Total distance = SUM(distance[i] * #residents[i])

I found here two questions that are similar but they have slightly different requirements:

• Minimizing weighted sum: The solution of this question finds the minimum path crossing all points. Here I am looking for minimal sum of total distances from each building to the place where the mailbox is.

• Minimum Total Distance From Locations: It uses 2D coordinates, and more important, the solution doesn't consider the weight (number of residents) on each location.

I saw this problem while reading Elements of Programming Interviews (really nice book, BTW), and this is listed as a variant of the quickselect algorithm. Considering that the median is the point that minimizes the sum of the distances, it looks like the solution would involve the quick selection to find the building at the "median" position of the street in O(N).

But I can't figure out how to account the residents on each building and still keep the solution linear.

Answer 1

We can use the deltas to determine direction. I'll explain what I mean. As it relates to choosing a mailbox location at one of the buildings' (that is, not in between two buildings):

Choose one of the buildings as a pivot (potential mailbox location). Partition the buildings according to their location in relation to the pivot. While partitioning, keep a record of the closest building on each side of the pivot, as well as (1) the total number of residents on each side of the pivot, and (2) f(side, pivot) representing the total sum of each buildings' distance from the pivot multiplied by the number of residents in that building.

Now we have:

L pivot R

To determine if an improvement can be made for our choice, try each of the closest buildings we recorded earlier:

If we were to move our choice one building to the left, how would the results change? Let's call the closest building on the left build_l, and the right, build_r. So the new results moving our choice one building to the left would be:

Left side:

  f(L, pivot)
- distance(build_l, pivot) * num_residents(build_l)

Right side:

  f(R, pivot) 
  // we saved this earlier
+ total_residents(R) * distance(pivot, build_l)
+ num_residents(pivot) * distance(pivot, build_l)

Perform a similar calculation for moving the choice one building to the right to see which yields a smaller total.
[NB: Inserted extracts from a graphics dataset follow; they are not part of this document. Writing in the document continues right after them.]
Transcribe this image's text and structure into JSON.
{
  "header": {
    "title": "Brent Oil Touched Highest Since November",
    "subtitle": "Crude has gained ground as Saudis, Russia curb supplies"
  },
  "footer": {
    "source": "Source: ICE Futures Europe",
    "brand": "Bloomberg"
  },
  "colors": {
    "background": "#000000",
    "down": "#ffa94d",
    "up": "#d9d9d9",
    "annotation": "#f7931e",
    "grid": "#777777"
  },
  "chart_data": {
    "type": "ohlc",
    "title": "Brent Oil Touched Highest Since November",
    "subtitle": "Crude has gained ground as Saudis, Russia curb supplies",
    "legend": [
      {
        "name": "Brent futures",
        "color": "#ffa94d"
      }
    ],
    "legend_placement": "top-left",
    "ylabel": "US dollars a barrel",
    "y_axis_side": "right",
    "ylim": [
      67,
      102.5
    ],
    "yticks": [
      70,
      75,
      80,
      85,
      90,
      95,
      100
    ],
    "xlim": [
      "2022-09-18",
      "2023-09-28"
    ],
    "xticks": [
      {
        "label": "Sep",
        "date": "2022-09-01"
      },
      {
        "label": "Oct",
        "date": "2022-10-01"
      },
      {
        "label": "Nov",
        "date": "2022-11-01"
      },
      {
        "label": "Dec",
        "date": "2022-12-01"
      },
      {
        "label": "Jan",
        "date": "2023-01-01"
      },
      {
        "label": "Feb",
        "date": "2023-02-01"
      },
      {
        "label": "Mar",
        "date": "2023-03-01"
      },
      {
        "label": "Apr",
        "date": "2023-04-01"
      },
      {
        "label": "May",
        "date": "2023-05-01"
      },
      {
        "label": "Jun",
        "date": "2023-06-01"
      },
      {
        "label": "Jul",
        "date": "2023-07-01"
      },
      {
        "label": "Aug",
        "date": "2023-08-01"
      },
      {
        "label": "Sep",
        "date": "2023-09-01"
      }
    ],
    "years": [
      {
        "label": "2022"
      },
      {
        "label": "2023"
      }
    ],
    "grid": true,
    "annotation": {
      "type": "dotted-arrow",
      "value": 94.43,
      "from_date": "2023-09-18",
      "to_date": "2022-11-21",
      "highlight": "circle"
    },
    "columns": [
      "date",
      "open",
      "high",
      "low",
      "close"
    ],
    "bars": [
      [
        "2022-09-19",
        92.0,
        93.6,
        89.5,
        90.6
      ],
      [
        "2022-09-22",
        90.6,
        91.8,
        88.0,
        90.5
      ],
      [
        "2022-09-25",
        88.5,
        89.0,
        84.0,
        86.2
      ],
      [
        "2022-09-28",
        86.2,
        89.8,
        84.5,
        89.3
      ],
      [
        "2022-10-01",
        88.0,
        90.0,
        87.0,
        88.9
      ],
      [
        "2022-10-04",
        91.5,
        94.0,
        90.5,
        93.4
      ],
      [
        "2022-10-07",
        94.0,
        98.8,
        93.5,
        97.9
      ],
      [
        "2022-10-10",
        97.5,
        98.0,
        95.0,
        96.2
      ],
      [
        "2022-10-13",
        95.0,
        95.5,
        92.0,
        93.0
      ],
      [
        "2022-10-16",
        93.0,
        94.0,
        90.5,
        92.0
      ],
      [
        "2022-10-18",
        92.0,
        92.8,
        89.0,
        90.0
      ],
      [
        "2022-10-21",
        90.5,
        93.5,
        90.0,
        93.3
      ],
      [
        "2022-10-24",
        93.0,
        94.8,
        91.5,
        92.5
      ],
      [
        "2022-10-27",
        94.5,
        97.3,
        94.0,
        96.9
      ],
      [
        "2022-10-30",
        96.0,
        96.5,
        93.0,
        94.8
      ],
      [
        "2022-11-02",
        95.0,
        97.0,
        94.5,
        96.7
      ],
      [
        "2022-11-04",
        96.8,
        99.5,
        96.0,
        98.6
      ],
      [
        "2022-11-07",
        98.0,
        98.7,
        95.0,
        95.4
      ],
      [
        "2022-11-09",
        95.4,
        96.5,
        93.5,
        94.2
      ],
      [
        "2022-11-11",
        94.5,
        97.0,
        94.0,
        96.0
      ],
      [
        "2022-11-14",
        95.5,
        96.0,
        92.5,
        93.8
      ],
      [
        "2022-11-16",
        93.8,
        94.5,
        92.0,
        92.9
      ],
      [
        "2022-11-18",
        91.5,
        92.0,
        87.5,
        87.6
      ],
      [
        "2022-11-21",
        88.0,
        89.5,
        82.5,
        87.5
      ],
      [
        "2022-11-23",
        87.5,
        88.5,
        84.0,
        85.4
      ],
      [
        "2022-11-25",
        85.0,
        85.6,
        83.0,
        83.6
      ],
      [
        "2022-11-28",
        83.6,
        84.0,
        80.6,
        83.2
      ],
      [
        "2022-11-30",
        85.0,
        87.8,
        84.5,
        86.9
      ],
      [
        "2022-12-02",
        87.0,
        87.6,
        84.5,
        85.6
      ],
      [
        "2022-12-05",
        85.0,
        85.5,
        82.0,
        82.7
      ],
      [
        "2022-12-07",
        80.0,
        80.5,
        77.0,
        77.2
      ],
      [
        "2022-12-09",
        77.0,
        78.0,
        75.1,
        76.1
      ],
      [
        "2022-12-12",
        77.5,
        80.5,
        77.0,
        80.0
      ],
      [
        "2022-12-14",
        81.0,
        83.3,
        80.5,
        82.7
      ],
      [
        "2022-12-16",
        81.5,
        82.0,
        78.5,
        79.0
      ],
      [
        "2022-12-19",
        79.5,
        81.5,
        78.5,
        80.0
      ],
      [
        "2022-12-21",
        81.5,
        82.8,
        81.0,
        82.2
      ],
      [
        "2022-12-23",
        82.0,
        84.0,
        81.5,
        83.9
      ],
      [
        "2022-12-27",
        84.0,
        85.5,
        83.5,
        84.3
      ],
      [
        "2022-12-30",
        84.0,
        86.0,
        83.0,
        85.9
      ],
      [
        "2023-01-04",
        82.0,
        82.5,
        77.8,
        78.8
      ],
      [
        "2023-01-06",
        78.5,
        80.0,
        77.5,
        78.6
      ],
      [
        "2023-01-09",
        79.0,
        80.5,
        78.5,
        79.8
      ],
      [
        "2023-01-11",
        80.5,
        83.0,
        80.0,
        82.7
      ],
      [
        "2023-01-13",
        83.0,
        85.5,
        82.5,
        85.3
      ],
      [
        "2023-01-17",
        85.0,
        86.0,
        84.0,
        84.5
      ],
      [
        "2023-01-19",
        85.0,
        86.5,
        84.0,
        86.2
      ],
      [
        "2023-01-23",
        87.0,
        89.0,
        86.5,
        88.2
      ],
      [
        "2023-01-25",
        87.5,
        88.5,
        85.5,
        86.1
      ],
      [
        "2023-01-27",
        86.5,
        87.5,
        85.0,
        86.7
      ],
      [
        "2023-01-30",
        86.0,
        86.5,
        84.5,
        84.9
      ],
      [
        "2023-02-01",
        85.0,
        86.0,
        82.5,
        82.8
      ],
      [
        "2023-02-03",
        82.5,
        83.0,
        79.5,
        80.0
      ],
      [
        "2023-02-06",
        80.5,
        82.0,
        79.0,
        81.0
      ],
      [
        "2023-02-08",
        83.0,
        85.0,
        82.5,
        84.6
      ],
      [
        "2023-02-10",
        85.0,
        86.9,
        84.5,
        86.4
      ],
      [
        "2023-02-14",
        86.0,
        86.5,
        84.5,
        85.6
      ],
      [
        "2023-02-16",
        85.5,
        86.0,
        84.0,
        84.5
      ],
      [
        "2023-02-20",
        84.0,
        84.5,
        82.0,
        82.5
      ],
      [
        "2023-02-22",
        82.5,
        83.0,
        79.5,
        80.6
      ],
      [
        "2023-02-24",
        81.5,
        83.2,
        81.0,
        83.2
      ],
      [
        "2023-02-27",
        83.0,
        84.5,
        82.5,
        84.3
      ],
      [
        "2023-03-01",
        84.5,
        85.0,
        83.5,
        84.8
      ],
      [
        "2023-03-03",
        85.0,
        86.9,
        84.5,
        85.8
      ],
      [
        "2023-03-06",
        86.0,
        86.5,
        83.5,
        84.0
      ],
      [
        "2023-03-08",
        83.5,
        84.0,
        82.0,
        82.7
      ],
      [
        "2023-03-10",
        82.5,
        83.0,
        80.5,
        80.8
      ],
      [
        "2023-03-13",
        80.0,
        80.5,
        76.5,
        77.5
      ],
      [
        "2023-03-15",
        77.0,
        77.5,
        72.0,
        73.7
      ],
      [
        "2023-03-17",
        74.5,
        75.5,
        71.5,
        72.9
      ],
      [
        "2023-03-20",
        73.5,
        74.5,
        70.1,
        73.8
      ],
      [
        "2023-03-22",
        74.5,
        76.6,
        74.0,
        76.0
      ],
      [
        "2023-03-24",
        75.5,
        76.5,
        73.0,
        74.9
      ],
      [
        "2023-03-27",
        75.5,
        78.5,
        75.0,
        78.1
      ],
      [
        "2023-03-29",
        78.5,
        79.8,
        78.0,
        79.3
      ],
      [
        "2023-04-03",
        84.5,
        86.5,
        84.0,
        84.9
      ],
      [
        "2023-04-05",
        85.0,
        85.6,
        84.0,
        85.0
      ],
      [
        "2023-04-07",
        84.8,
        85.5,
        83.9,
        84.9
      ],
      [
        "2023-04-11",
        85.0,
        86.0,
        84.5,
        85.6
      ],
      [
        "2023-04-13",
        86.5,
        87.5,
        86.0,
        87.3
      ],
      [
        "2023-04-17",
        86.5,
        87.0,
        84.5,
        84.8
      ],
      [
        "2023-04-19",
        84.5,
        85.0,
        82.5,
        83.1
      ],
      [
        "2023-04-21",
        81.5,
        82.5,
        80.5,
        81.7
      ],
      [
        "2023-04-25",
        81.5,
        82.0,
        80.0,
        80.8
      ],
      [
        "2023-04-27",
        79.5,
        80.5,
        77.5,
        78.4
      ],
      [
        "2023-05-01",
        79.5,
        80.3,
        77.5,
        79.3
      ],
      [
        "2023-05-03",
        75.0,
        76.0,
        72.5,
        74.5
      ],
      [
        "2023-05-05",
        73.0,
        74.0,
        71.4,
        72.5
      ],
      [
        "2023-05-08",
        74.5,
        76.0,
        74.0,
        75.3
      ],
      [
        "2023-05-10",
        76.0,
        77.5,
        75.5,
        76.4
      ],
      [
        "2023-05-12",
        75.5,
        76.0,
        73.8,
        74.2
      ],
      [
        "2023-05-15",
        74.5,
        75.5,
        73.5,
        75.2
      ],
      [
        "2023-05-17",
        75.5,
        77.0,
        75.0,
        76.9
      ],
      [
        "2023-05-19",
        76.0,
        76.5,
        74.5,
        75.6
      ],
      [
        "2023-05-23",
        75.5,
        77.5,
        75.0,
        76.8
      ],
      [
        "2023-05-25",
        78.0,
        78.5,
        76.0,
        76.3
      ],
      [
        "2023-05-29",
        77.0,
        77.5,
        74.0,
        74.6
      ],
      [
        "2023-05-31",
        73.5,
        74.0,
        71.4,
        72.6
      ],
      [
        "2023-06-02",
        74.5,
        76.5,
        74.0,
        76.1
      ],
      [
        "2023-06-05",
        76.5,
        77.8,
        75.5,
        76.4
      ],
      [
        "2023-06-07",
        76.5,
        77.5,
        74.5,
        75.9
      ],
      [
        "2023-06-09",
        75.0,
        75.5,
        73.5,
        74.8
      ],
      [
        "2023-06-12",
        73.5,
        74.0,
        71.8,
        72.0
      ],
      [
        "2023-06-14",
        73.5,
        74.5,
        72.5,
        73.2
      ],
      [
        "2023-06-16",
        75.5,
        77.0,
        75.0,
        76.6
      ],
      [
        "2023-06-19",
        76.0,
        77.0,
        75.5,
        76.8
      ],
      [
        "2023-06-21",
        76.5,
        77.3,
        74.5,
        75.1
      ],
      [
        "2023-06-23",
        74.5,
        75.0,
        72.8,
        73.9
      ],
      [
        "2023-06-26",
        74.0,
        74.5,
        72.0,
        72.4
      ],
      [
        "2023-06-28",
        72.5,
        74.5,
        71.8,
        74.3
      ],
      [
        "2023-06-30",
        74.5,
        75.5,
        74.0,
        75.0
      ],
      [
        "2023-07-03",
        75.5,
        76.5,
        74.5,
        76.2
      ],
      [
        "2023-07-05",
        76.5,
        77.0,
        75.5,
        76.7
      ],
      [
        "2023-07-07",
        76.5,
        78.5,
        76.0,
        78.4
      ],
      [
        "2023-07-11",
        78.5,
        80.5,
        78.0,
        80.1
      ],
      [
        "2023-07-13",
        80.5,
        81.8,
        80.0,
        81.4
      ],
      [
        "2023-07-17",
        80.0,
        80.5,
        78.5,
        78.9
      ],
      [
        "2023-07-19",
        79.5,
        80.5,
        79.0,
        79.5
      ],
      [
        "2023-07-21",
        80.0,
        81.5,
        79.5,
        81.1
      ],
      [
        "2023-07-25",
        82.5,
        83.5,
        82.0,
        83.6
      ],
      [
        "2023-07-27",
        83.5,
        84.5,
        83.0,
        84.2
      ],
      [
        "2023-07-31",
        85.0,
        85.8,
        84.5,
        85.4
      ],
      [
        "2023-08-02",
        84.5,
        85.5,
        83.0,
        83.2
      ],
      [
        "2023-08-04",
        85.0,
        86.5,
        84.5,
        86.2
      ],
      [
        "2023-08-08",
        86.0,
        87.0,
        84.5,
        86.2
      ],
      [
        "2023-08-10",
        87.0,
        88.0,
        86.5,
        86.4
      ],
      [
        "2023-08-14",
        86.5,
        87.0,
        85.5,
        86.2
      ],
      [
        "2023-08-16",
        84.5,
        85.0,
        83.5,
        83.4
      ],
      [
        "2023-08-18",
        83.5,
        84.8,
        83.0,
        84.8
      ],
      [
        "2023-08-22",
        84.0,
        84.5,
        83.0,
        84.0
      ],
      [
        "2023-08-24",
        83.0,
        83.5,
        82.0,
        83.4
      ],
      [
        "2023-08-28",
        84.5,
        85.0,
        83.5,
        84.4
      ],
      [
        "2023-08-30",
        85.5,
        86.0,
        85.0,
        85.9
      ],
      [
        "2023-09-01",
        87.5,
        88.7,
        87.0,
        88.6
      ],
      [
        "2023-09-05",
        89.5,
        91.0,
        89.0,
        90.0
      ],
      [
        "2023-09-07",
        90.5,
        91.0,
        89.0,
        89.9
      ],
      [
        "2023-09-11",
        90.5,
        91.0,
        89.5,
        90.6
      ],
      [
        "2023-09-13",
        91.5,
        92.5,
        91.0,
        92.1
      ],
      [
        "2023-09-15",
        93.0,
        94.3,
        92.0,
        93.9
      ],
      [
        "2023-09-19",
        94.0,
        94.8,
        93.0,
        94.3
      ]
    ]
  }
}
Then pick the side with the building that yields an improvement and partition it recursively in similar quickselect fashion until an optimal result is found. For the other side we keep track of the total number of residents, and total result for f so far, which we can update with the new additions as we go.

Answer 2

I'd solve it in the following fashion (pseudocode below).

Pass array left to right and compute cost of putting mailbox in the house i for all residents j <= i.

# When we place mailbox at building i, all its residents contribute 0 to the total cost.
current_number_of_residents += residents_at_building[i-1]

# For each resident we've seen so far, the cost is increased by building_location[i] - building_location[i-1]
distance_delta = building_location[i] - building_location[i-1]

C_left[i] = C_left[i-1] + distance_delta * current_number_of_residents

Then we process array right-to-left in similar fashion. Now we can find the optimal location by checking for minimum sum:

min_total_distance = min(min_total_distance, C_left[i] + C_right[i])

Time complexity is O(n) since we make 3 passes over the array. Space complexity is O(n) to keep C_left and C_right arrays.

Quickselect algorithm complexity (suggested by @גלעד-ברקן) is also O(n) on average, but can be O(n^2) in the worst case. So I don't see the benefit of that approach over what I suggested. Any comments are welcome.